US willing to discuss trust-building measures with North Korea, says envoy Stephen Beigun
- However, Washington has no plans to ease sanctions against Pyongyang
Washington is willing to discuss trust-building initiatives with Pyongyang, a United States’ envoy said on Friday, as the Trump administration tries to revive efforts to convince Pyongyang to give up its nuclear weapons.
Following a rapid rapprochement earlier this year that culminated in a historic summit between Donald Trump and Kim Jong -un, progress has stalled with both sides accusing each other of dragging their feet and acting in bad faith.
Critics say North Korea has made no concrete commitments and is unlikely to surrender its atomic arsenal, while Washington’s policy of maintaining pressure through isolation and sanctions has left Pyongyang seething.
“The United States has no intention of easing our unilateral or United Nations sanctions” on Pyongyang, stressed Stephen Biegun, the US Special Representative for North Korea.
“However, within the context of the engagement that we have with the DPRK (North Korea), we are prepared to explore number of other things that could build trust.
“We do have a number of initiatives we’d like to look at as we begin the process of denuclearisation in North Korea.”
Biegun’s comments come a day after US Secretary of State Mike Pompeo voiced hope that a second Trump-Kim summit can be scheduled for early 2019.
The US envoy declined to detail the initiatives, but he has previously said Washington will be more lenient in enforcing a blanket travel ban in cases where Americans are heading to North Korea for humanitarian assistance.
The Trump administration has generally refused to let US aid groups operate in North Korea, seeking both to maximise pressure on the Kim regime and to ensure the safety of US citizens.
Biegun was in Seoul coordinating policies towards the North with his South Korean counterpart Lee Do-hoon, including on a highly symbolic groundbreaking ceremony due next week for reconnecting and modernising cross-border roads and railways on the peninsula.

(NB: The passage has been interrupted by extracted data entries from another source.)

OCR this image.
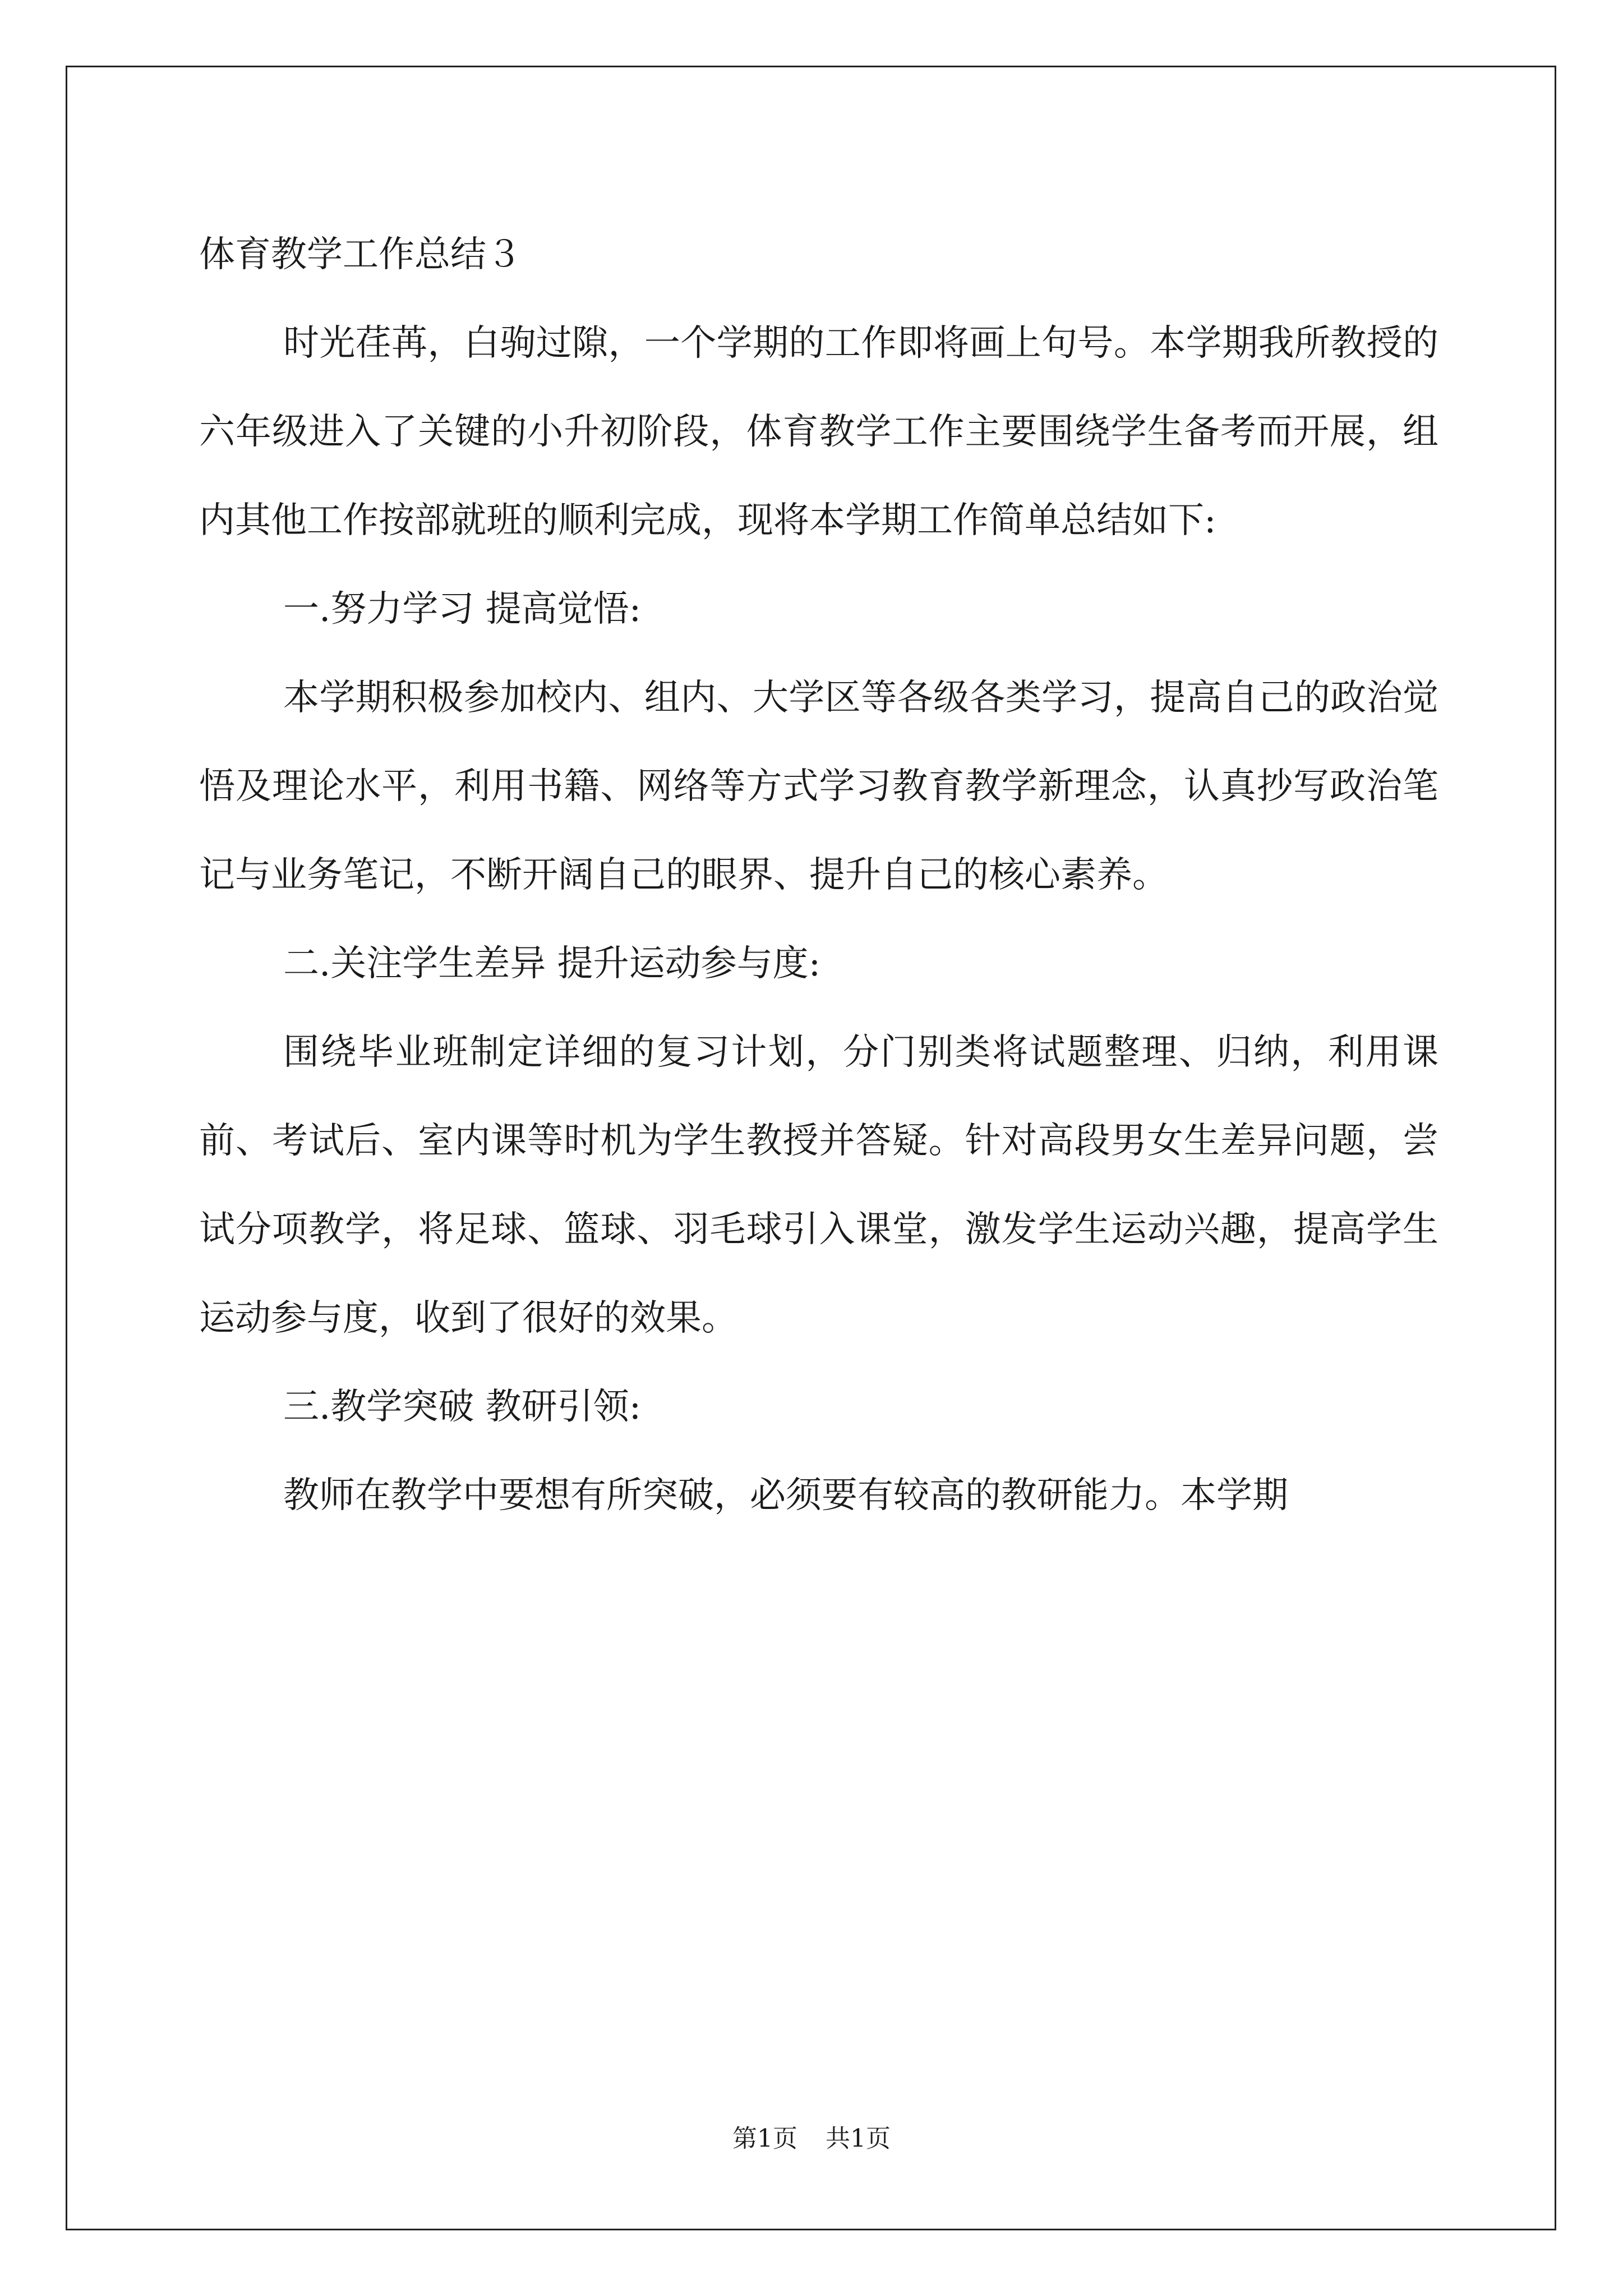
体育教学工作总结３

时光荏苒，白驹过隙，一个学期的工作即将画上句号。本学期我所教授的六年级进入了关键的小升初阶段，体育教学工作主要围绕学生备考而开展，组内其他工作按部就班的顺利完成，现将本学期工作简单总结如下:

一.努力学习 提高觉悟:

本学期积极参加校内、组内、大学区等各级各类学习，提高自己的政治觉悟及理论水平，利用书籍、网络等方式学习教育教学新理念，认真抄写政治笔记与业务笔记，不断开阔自己的眼界、提升自己的核心素养。

二.关注学生差异 提升运动参与度:

围绕毕业班制定详细的复习计划，分门别类将试题整理、归纳，利用课前、考试后、室内课等时机为学生教授并答疑。针对高段男女生差异问题，尝试分项教学，将足球、篮球、羽毛球引入课堂，激发学生运动兴趣，提高学生运动参与度，收到了很好的效果。

三.教学突破 教研引领:

教师在教学中要想有所突破，必须要有较高的教研能力。本学期

第1页 共1页
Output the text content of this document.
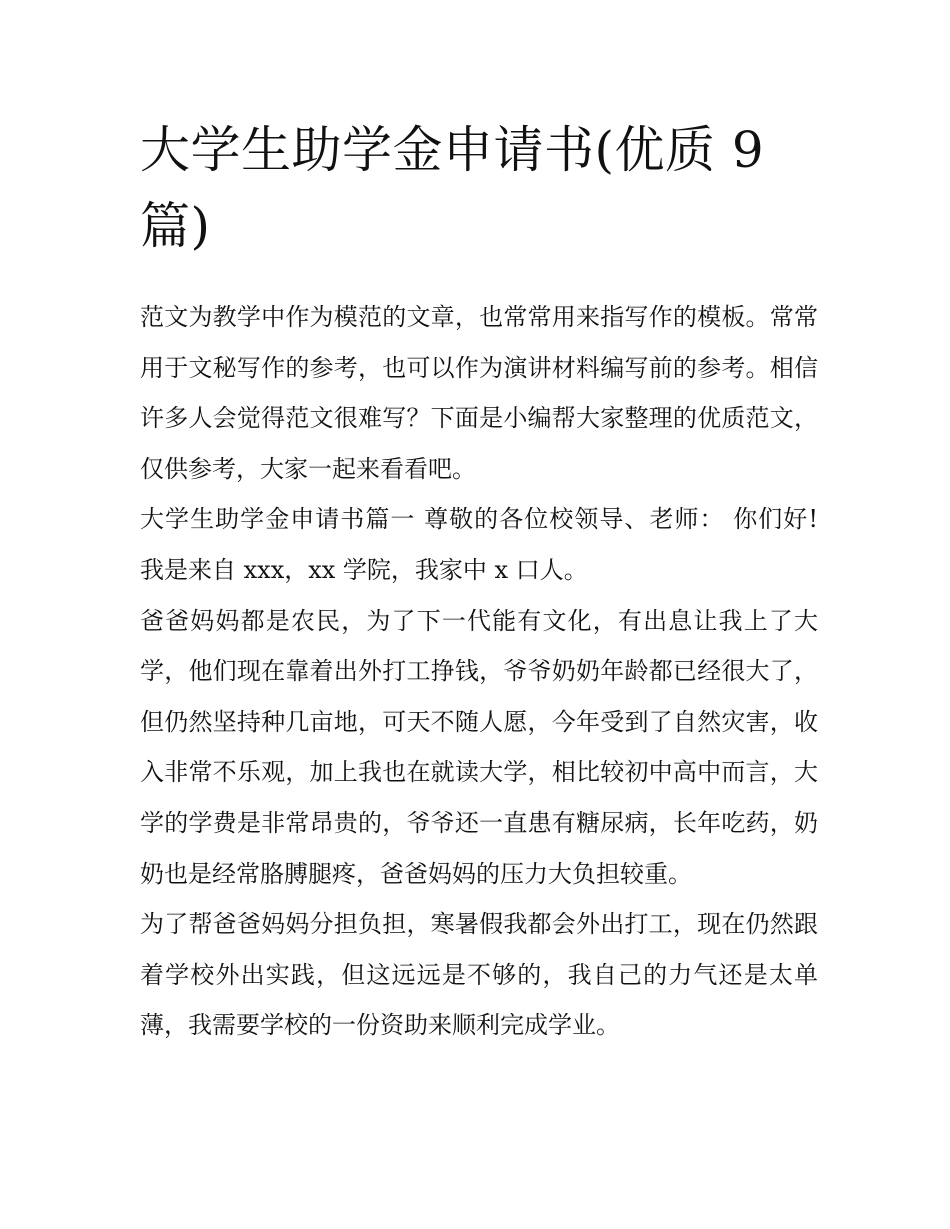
大学生助学金申请书(优质 9 篇)

范文为教学中作为模范的文章，也常常用来指写作的模板。常常用于文秘写作的参考，也可以作为演讲材料编写前的参考。相信许多人会觉得范文很难写？下面是小编帮大家整理的优质范文，仅供参考，大家一起来看看吧。

大学生助学金申请书篇一 尊敬的各位校领导、老师： 你们好! 我是来自 xxx，xx 学院，我家中 x 口人。

爸爸妈妈都是农民，为了下一代能有文化，有出息让我上了大学，他们现在靠着出外打工挣钱，爷爷奶奶年龄都已经很大了，但仍然坚持种几亩地，可天不随人愿，今年受到了自然灾害，收入非常不乐观，加上我也在就读大学，相比较初中高中而言，大学的学费是非常昂贵的，爷爷还一直患有糖尿病，长年吃药，奶奶也是经常胳膊腿疼，爸爸妈妈的压力大负担较重。

为了帮爸爸妈妈分担负担，寒暑假我都会外出打工，现在仍然跟着学校外出实践，但这远远是不够的，我自己的力气还是太单薄，我需要学校的一份资助来顺利完成学业。
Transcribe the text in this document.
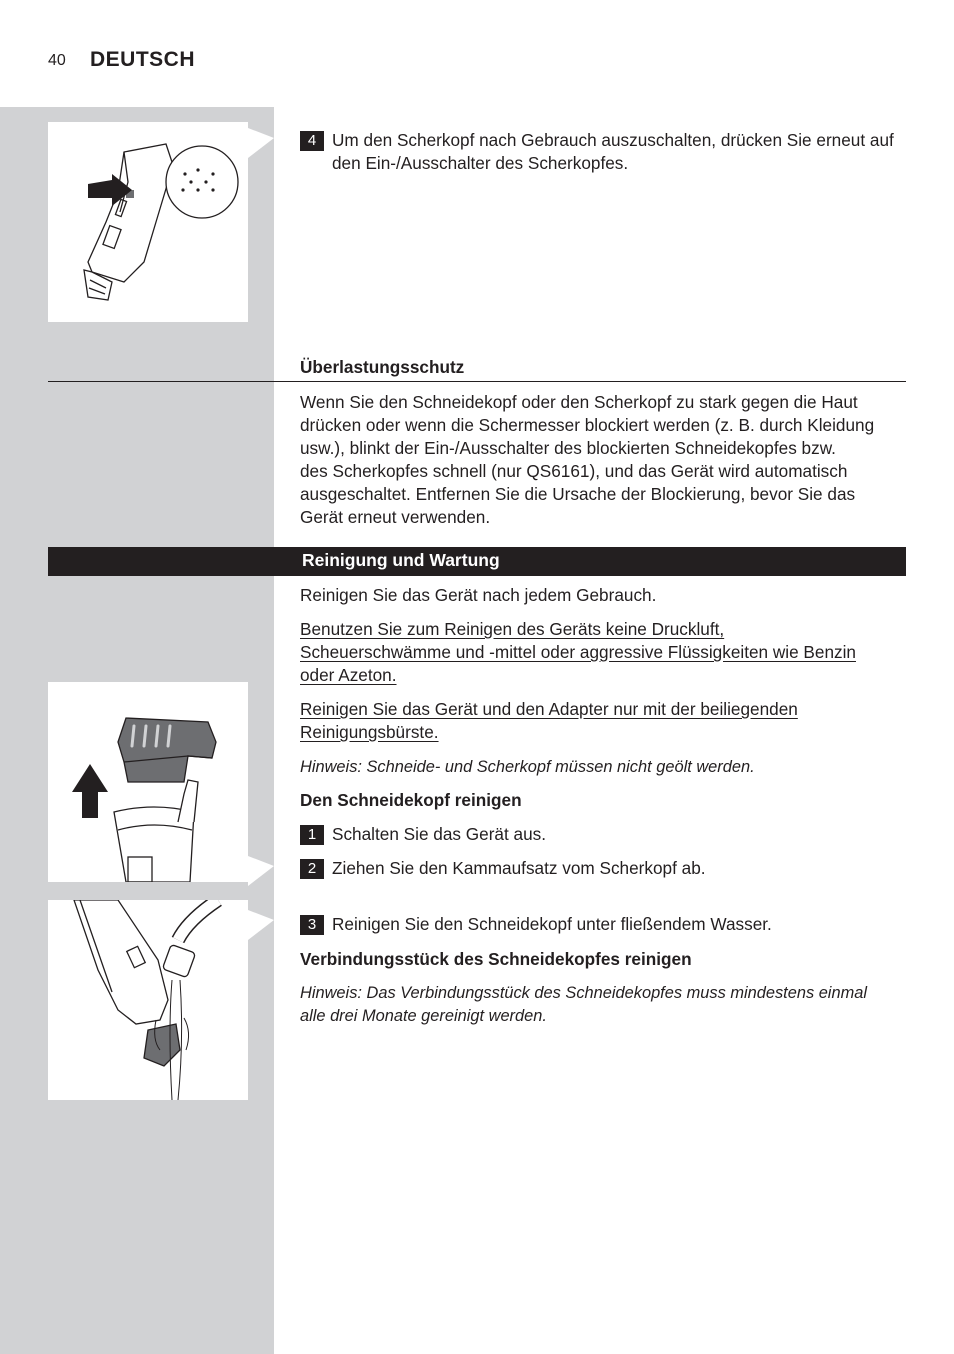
40 DEUTSCH
4 Um den Scherkopf nach Gebrauch auszuschalten, drücken Sie erneut auf den Ein-/Ausschalter des Scherkopfes.
Überlastungsschutz
Wenn Sie den Schneidekopf oder den Scherkopf zu stark gegen die Haut
drücken oder wenn die Schermesser blockiert werden (z. B. durch Kleidung
usw.), blinkt der Ein-/Ausschalter des blockierten Schneidekopfes bzw.
des Scherkopfes schnell (nur QS6161), und das Gerät wird automatisch
ausgeschaltet. Entfernen Sie die Ursache der Blockierung, bevor Sie das
Gerät erneut verwenden.
Reinigung und Wartung
Reinigen Sie das Gerät nach jedem Gebrauch.
Benutzen Sie zum Reinigen des Geräts keine Druckluft,
Scheuerschwämme und -mittel oder aggressive Flüssigkeiten wie Benzin
oder Azeton.
Reinigen Sie das Gerät und den Adapter nur mit der beiliegenden
Reinigungsbürste.
Hinweis: Schneide- und Scherkopf müssen nicht geölt werden.
Den Schneidekopf reinigen
1 Schalten Sie das Gerät aus.
2 Ziehen Sie den Kammaufsatz vom Scherkopf ab.
3 Reinigen Sie den Schneidekopf unter fließendem Wasser.
Verbindungsstück des Schneidekopfes reinigen
Hinweis: Das Verbindungsstück des Schneidekopfes muss mindestens einmal
alle drei Monate gereinigt werden.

Lee said they had agreed that the ceremony should go ahead as scheduled, as Seoul seeks to head off possible controversy over breaching sanctions against Pyongyang.
On Thursday, North Korea issued a surprisingly blunt statement saying it will never disarm unless the US removes what it calls a nuclear threat. It was the North’s latest display of displeasure over a deepening impasse in negotiations with the United States as they struggle over the sequencing of the denuclearisation that Washington wants and the removal of international sanctions desired by Pyongyang. It also raises credibility problems for the liberal South Korean government, which has claimed that Kim is genuinely interested in negotiating away his nuclear weapons.
The comments may also be seen as proof of what outside sceptics have long said: that Kim will never voluntarily relinquish an arsenal he sees as a stronger guarantee of survival than whatever security assurances the United States might provide. The statement suggests North Korea will eventually demand the United States withdraw or significantly reduce the 28,500 American troops stationed in South Korea, a major sticking point in any disarmament deal.
Kim and Trump met on June 12 in Singapore, where they agreed on a vague goal for the “complete denuclearisation”” of the Korean peninsula without describing when and how it would occur.